Physiologically, animals can be divided into three groups: homeotherms, which maintain a fairly constant internal temperature regardless of the external temperature; poikilotherms, which have a body temperature that varies according to the surrounding environmental temperature; and heterotherms, which sometimes maintain a fairly constant body temperature and sometimes do not.
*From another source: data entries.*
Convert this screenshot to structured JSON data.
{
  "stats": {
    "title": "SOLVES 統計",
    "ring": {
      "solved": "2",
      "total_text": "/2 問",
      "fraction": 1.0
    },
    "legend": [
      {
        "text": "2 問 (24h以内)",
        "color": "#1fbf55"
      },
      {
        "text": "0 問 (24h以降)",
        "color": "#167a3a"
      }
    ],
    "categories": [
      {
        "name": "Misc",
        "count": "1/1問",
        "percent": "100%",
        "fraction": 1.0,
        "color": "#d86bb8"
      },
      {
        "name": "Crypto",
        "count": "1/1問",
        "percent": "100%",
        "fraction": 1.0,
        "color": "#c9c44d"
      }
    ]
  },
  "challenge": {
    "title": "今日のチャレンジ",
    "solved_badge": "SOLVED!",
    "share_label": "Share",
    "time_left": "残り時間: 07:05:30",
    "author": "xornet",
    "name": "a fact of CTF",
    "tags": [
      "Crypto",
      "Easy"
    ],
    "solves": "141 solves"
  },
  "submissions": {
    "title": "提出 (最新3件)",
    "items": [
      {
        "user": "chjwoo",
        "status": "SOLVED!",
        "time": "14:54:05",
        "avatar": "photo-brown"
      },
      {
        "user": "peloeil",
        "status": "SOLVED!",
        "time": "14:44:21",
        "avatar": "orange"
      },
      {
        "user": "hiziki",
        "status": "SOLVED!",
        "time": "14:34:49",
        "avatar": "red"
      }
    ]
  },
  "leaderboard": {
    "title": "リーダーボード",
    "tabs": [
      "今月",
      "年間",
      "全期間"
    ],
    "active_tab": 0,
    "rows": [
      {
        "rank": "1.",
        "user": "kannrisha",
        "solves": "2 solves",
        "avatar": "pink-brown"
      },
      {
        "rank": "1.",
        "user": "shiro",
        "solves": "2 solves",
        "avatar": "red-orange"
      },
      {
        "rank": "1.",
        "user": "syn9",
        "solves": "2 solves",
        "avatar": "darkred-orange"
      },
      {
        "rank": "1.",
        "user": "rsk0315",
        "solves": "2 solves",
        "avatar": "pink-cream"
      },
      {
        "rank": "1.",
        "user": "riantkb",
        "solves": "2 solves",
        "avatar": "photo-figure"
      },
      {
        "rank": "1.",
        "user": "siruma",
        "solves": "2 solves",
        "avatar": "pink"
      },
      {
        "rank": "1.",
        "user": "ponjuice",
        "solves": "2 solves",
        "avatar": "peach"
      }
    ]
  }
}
Poikilotherms, such as amphibians and insects, have a high thermal or heat conductance between the body and the environment, and a low metabolic rate. For this reason body temperature__and thus tissue temperature changes with environmental temperature. Being ectothermic and manitaining body temperature by using sources of heat energy such as solar radiation rather than metabolism has advantages. Prisoners of environmental temperatures, poikilotherms of temperate regions, such as snakes, become highly active only when temperature is adequately warm. Because their metabolic activity declines with decreasing temperature, these animals become sluggish in the cool of morning and evening. Similarly, they have to restrict their activity to the late spring, summer and early fall. During periods of intense physical activity, when energy consumption is high, poikilotherms depend on the anaerobic (without oxygen) breakdown of glycogen (sugars stored for energy). These breakdown results in an accumulation of lactic acid in the tissues, and the lactic acid can be oxidised only after activity ceases. Anaerobic metabolism severely limits bursts of poikilothermic activity to a few minutes, because of physical exhaustion. This tendancy to become exhausted is one reason that so many predatory terrestrial poikilotherms, such as snakes and alligators, secure prey by ambush rather than by chase.
Because they do not depend on internally generated body heat, poikilotherms can reduce metabolic activity during periods of temperature extremes and of food or water shortage. Low energy demands enable poikilotherms to colonize areas of limited food and water, such as deserts. Because they do not have the problem of metabolic heat loss, poikilotherms are not limited to any minimum size or definite shape. Many are single celled, such as paramecia and amoebas; others such as earthworms, millipedes, and snakes have cylindrical bodies. Such characteristics enable poikilotherms to exploit resources and habitats unavailable to homeotherms. On the other hand, the same metabolic restrictions imposed an upper size limit: poikilotherms would not be able to obsorb enough heat to warm a very large body. For this reason, some paleontologists argue that large dinosaurs had to be endothermic (maintaining a constant body temperature by means of metabolism). A counter argument is that large ectotherms could develop and maintain body temperatures above air temperatures in a tropical environment because their low surface-to-volume ratio would limit cooling.
Although poikilotherms as a group do not have a lower limit to body size, size is nevertheless an important aspect of their life. The rate of heating and cooling in a poikilotherm decreases as the size increases. Because of its small size, a beetle heats and cools quickly, but rarely can it raise its uniform temperature above that of the surrounding environmental temperature. However, it does have the ability to control its temperature by moving in and out of the sunlight.
For very large terrestrial poikilotherms, such as tortoises, life is considerably different. Because they heat slowly, they need a much higher environmental temperature than smaller poikilotherms need to reach the same temperature. Further, because large poikilotherms have difficulty locating shelter from environmental extremes, they are more or less restricted to environments with small seasonal fluctuations in temperatures. Large poikilotherms, however, have the advantage of moving freely about in space and time during the day because their large body mass buffers their body temperatures.
Many poikilothermic animals of temperate and arctic regions must endure long periods of below-freezing temperatures in winter. Some intertidal invertebrates of high latitudes and certain aquatic insects survive the cold by actually freezing and then thawing when the temperature moderates. Other animals, particularly Arctic and Antarctic fish and many insects, resist freezing because of their presence of glycerol in their body fluids. Glycerol protects against damage from freezing and lowers the animal's freezing point.
In addition, many insects exhibiting frost hardiness enter a resting stage diapause, characterized by a cessation of feeding, growth, mobility and reproduction. Among many insects, diapause is a genetically determined, obligatory resting stage before development can proceed——it prevents the appearance of a sensitive stage of development at a time when low temperatures would kill.